In the seventh, Guinn landed a hard right hook followed by a left uppercut that briefly stunned Adamek, but Adamek came back to finish the round strong.

Adamek increased the pace during the ninth and tenth rounds, demonstrating the talent that enabled him to become a world champion at light heavyweight and cruiserweight. 

The scores were 99-91 twice and 98-92

Although he came up short in his shot at the heavyweight title against Vitali Klitschko in September 2011, one can’t help but think how dominant of a heavyweight Adamek would have been had he been four inches taller and twenty pounds heavier.


Mchunu upsets Chambers!

Looking anything but fast, former heavyweight contender “Fast” Eddie Chambers (36-4, 18 KOs) of Philadelphia, dropped a unanimous decision to the unheralded South African Thabiso Mchunu.  

Never the biggest of heavyweights, Chambers’ drop to the cruiserweight division was considered to be the first step to dominating the division, but after ten rounds of posing and missing the occasional right hands, he will have to reassess his future.

Southpaw Mchunu (13-1, 9 KOs), out of Durban, SA, gave away at least five inches in height but was able to outbox Chambers throughout the contest.

Staying low and moving easily around the inactive Chambers, Mchunu grew confident as the fight progressed, landing left hand leads at will. Not a fast pace by either man, Mchunu showed far more desire to win, finding the key to avoiding Chambers punches and making him pay before walking away from the lumbering Chambers, who seemed content to pose and load up with the occasional rare hand.

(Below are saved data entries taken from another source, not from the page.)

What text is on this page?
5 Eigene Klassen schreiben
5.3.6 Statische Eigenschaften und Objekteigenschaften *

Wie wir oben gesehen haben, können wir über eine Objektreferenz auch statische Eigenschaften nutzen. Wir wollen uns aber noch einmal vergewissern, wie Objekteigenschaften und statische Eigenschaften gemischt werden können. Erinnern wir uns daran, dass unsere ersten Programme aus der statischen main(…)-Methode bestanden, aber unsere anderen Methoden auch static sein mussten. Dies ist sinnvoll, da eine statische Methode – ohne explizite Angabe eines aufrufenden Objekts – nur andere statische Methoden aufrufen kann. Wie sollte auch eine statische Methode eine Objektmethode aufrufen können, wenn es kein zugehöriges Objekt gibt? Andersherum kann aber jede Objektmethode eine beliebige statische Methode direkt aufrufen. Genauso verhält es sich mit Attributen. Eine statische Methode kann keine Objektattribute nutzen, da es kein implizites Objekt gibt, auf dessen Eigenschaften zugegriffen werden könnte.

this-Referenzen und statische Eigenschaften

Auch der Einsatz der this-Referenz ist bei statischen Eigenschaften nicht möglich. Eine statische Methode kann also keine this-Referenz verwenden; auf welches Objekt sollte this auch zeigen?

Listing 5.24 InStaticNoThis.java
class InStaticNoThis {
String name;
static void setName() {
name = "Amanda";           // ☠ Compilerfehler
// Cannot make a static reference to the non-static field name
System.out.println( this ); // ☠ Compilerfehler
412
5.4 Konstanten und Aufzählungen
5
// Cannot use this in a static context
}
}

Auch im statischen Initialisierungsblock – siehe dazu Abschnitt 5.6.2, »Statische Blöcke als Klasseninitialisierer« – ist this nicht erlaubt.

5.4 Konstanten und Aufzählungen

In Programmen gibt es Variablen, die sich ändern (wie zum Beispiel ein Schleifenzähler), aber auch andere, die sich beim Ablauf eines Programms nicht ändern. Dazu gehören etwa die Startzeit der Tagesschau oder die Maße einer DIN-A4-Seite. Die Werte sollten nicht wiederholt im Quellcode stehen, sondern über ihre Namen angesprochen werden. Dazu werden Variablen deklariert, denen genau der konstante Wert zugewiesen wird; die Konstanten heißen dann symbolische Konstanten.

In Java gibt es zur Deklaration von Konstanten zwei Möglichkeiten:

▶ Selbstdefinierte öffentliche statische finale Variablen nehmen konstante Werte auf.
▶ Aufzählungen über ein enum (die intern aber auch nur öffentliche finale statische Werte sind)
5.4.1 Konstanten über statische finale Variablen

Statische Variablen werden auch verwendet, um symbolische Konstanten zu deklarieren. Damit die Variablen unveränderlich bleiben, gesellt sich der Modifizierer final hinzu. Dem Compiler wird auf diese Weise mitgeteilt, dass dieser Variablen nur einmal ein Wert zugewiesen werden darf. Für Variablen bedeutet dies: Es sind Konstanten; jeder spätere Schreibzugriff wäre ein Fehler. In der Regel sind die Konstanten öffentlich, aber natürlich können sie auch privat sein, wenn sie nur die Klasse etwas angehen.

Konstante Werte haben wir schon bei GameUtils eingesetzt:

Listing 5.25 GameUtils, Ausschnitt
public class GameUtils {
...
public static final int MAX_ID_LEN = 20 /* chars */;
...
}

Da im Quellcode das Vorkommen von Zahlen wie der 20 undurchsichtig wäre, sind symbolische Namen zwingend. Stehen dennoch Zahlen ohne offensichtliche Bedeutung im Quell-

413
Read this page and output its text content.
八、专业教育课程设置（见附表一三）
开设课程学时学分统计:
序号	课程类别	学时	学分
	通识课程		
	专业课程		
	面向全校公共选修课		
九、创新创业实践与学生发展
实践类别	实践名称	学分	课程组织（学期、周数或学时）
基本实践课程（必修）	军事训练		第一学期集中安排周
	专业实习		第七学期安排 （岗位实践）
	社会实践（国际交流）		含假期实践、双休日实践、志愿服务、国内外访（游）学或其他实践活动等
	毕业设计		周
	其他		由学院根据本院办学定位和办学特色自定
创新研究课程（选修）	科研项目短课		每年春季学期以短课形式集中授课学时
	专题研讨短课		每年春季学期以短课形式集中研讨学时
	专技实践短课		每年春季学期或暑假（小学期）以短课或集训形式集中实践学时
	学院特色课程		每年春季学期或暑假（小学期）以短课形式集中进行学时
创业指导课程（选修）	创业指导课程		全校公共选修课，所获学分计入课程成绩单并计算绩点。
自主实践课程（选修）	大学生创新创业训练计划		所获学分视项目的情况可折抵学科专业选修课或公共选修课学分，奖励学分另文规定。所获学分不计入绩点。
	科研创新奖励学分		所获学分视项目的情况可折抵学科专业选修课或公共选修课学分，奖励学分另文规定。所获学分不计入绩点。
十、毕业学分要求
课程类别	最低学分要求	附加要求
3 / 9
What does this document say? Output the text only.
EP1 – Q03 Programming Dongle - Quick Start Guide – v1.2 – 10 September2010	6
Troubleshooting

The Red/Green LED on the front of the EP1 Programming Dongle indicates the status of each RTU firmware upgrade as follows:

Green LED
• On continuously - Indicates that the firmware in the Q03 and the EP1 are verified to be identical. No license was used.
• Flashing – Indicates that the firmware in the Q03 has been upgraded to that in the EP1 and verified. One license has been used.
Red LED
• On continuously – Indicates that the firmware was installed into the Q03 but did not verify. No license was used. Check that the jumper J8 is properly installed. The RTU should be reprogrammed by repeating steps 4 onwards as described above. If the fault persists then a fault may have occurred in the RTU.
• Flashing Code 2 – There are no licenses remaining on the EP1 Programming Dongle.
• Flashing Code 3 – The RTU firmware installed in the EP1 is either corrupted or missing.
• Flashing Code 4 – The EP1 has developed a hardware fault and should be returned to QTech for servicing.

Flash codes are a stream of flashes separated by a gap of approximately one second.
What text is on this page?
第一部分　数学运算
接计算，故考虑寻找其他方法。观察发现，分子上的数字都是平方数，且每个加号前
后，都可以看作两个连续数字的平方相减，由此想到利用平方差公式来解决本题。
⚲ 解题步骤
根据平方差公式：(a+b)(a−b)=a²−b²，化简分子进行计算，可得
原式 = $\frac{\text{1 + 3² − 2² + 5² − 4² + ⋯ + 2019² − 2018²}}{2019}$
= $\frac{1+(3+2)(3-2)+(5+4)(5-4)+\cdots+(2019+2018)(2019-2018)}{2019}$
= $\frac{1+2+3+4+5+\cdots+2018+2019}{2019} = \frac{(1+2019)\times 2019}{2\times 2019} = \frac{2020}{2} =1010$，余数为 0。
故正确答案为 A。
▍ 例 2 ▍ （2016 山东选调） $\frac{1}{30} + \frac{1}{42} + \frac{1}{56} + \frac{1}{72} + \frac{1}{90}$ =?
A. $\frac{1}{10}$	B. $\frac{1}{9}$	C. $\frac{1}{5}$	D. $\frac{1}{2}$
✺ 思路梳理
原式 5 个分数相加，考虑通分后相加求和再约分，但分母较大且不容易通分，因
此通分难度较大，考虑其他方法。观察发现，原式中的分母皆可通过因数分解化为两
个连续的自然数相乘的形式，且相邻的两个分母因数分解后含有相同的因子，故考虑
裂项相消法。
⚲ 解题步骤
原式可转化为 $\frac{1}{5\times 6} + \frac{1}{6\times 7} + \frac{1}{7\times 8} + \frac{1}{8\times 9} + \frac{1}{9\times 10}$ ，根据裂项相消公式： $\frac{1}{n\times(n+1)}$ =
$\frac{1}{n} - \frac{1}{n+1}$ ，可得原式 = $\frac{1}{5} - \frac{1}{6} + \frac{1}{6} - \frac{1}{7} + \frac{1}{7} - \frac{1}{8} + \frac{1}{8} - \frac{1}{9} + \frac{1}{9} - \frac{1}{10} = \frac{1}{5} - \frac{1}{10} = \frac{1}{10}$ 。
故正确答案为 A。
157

The scores were 99-91 twice and 97-93.

“Eddie is a very, very good fighter,” said Mchunu, who fought for the first time outside of his native South Africa, “but I knew he wasn’t faster than me and wasn’t stronger than me.”


Williams-Jackson is a Draw

New Haven welterweight Jimmy Williams (4-0-1, 2 KOs) and Philadelphia’s Greg Jackson (3-0-1, 1 KO) fought to a majority draw over four rounds. Williams often seemed perplexed at how to handle the extremely awkward Jackson who showed a far greater array of bizarre facial expressions and dance-like defensive moves than punches. Neither fighter was able to land anything substantial throughout the fight to the disappointment of the vocal Williams supporters in the audience.


Glakov pummels Polley!

In a eight-rounds heavyweight bout, highly regarded Ukrainian Vyacheslav “Czar” Glakov improved to 15-0-1 (11 KOs) with a second round TKO over journeyman Byron Polley (25-16-, 11 KOs). Glakov, whose sole blemish comes in the form of a split decision draw against fringe contender Malik Scott, was impressive as he twice dropped Polly in the opening stanza and then closed show at 30 seconds of the second round.


Brooks vs. Perez entertains the crowd

When you have two fighters with very similar ability, the one who’s able to fight at his own distance is usually the guy that wins. In a great example of this theory, Michael Brooks of Staten Island, improved to 11-0-1 (2 KOs) with a six round unanimous decision over Joseph Chip Perez (10-3, 3 KOs) of Hartford, CT, in a highly entertaining lightweight bout. Southpaw Brooks was able to use excellent movement and combination punching from the outside against the shorter Perez, keeping his opponent off balance for the majority of the contest. Perez, the crowd favorite, certainly had his moments when he was able to close the gap and land on the inside, but his opportunities were too few. Scores were 57-56, 59-54, and 60-53. Initially, both fighters were slated against other opponents, both of whom fell out at the last minute and to their credit, they agreed to fight each other.


Harrison pounds Sanchez in two!

After a tentative first round, jr middleweight prospect Tony “Superbad” Harrison (14-0, 11 KOs) of Detroit, opened up against the game Alex Gilbert Sanchez (2-3, 2 KOs) fighting out of Camden, NJ, stopping Sanchez at 2:10 of the second round. Harrison showed good hand speed and combination punching, dropping Sanchez with a clean right cross a minute into the round, but Sanchez surprisingly beat the count, firing back until a perfectly placed left hook to the body sent Sanchez to the canvas for the count.